Blockchain Security Tools

Season 2 Episode 4: Blockhain Security Tools


Basic blockchain architecture as it pertains to block creation and consensus mechanisms is very sound.  The algorithms used to accomplish the cryptographic functions might be questionable. Hence special consideration should be given to key management, key length, hashing algorithms, and the environment that activity is conducted in.  To date, none of the block chains have been hacked or maliciously modified, hence from that aspect we are safe. If you consider blockchain mechanisms to be the foundation, which is unhackable at this point, the next few layers above is where the problems start. In this show, I talk about various blockchain security tools currently available.


Basic Blockchain Ecosystem

The illustration below depicts the different layers that in my opinion comprise a blockchain ecosystem.

Blockchain Security Depicted in Layers


Layer 1: Consensus and Cryptographic functions.

Layer 2: Virtual processor executing code that executes smart contracts.  For Ethereum this would be Ethereum Virtual Machine(EVM) executing compiled solidity code. For bitcoin blockchain, this would be Virtual Processor executing script code.

Layer 3: Application Programming Interface(API) this performs multiple functions such as:

  • Converting smart contract code to bytecode
  • Wallet requests for transaction processing
  • Exposing blockchain explorer capability

Layer4: This is where outside world interacts with Layers 3, 2, and 1.

Weakest Link

The weakest link is Layer 4.  This is where all the problems start.

First, the wallets, if the owner does not protect the private key and passphrase or they are exposed, all the crypto held in that wallet can be lost.

Second, the smart contracts, if the smart contract code is not written properly then the inherent compiled bytecode that lives on the blockchain will have vulnerabilities.  If someone is able to exploit this particular vulnerability the impacts can be very damaging.  Just like the DAO hack which leads to over $60m getting stolen.

Some solutions

Since a smart contract is just code, it has to follow secure coding practices.  Although there are a lot of secure coding methodologies, and tools available for conventional programming languages such as C, C++, C#, Java, JavaScript, etc., there was nothing available for newly created smart contract languages such as solidity and script.  With the lack of secure coding practices & tools, coupled with inexperienced programmers in these new languages, it was a disaster waiting to happen.


Various organizations are now bringing out blockchain security tools to address this void.  Here is the list:

  • A platform should support conventional programming languages to ensure existing secure coding practices can be leveraged.
  • OpenZeppelin has created an open framework of reusable and secure smart contracts in the Solidity language.
  • Trailofbits has created following tools:
    • A repository that contains examples of common Ethereum smart contract vulnerabilities, including real code.
    • “Slither combines a set of proprietary static analyses on Solidity that detect common mistakes such as bugs in reentrancy, constructors, method access, and more.
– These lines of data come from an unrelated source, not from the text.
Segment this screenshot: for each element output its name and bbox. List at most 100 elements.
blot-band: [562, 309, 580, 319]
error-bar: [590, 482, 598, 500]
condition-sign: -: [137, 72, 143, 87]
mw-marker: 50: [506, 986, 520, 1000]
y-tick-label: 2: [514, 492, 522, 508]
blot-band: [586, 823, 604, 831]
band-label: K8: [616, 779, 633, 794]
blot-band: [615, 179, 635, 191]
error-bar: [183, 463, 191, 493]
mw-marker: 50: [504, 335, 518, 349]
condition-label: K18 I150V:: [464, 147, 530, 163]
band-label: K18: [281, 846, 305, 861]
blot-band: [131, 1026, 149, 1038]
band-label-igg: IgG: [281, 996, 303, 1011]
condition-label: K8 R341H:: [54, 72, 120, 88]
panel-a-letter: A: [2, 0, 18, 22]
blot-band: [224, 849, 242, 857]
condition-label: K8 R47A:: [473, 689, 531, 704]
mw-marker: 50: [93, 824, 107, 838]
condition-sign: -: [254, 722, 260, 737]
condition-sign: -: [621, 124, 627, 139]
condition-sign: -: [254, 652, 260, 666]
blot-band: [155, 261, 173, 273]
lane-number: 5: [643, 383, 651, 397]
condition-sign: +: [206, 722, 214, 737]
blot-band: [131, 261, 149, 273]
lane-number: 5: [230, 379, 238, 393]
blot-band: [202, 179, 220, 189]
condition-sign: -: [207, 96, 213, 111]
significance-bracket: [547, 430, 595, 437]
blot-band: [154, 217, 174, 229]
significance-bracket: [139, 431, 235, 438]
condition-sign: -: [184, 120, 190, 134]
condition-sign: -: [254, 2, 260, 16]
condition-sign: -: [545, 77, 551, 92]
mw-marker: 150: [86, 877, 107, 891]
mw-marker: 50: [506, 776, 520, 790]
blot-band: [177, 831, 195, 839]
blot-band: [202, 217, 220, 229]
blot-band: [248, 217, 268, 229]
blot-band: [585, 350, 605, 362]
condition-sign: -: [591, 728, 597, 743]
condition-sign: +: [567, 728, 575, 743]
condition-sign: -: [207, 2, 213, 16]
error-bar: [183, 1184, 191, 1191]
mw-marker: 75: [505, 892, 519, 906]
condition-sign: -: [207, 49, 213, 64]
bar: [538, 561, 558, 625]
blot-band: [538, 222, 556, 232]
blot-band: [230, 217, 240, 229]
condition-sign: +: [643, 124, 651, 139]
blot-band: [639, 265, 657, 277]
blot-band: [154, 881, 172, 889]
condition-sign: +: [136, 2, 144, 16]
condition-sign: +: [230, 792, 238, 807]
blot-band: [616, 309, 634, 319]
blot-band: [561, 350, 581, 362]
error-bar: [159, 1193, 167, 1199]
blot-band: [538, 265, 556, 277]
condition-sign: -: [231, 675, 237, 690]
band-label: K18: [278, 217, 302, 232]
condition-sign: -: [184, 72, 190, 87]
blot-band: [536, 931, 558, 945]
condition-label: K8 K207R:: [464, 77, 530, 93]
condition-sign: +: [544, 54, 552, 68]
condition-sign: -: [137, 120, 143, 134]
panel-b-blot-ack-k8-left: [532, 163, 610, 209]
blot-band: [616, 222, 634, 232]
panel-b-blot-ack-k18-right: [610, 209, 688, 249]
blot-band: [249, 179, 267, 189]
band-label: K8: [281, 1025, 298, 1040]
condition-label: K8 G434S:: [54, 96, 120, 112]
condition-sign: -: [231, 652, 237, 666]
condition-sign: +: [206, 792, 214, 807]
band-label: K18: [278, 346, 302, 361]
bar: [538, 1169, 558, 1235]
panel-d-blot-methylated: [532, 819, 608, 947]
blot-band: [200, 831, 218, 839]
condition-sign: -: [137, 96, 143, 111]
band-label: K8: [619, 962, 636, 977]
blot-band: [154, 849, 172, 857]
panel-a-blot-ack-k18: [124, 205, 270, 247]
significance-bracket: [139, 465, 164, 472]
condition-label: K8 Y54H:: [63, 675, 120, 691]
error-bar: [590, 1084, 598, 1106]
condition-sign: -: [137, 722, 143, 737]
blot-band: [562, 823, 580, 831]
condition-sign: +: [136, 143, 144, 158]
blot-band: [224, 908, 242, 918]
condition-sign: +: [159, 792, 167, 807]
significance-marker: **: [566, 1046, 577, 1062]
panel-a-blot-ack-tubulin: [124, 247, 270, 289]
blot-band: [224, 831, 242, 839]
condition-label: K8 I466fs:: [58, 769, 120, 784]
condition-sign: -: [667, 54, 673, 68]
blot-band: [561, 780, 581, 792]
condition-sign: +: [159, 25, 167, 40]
Run Slither as you develop, on every new check-in of code.”
    • Echidna applies next-generation smart fuzzing to EVM bytecode. Write Echidna tests for your code after you complete new features. It provides simple, high coverage unit tests that discover security bugs. Until your app has 80+% coverage with Echidna, don’t consider it complete”.
    • Manticore uses symbolic execution to simulate complex multi-contract and multi-transaction attacks against EVM bytecode. Once your app is functional, write Manticore tests to discover hidden, unexpected, or dangerous states that it can enter. Manticore enumerates the execution states of your contract and verifies critical functionality”.
    • They have also created some reversing tools just like Porosity below which converts bytecode to solidity code.
  • NCC Group had compiled a DASP (Decentralized Application Security Project) Top10 list
  • Porosity, a decompiler and smart contract auditing tool for Ethereum smart-contracts.

Other approaches

These are some of the attempts to address security in blockchains.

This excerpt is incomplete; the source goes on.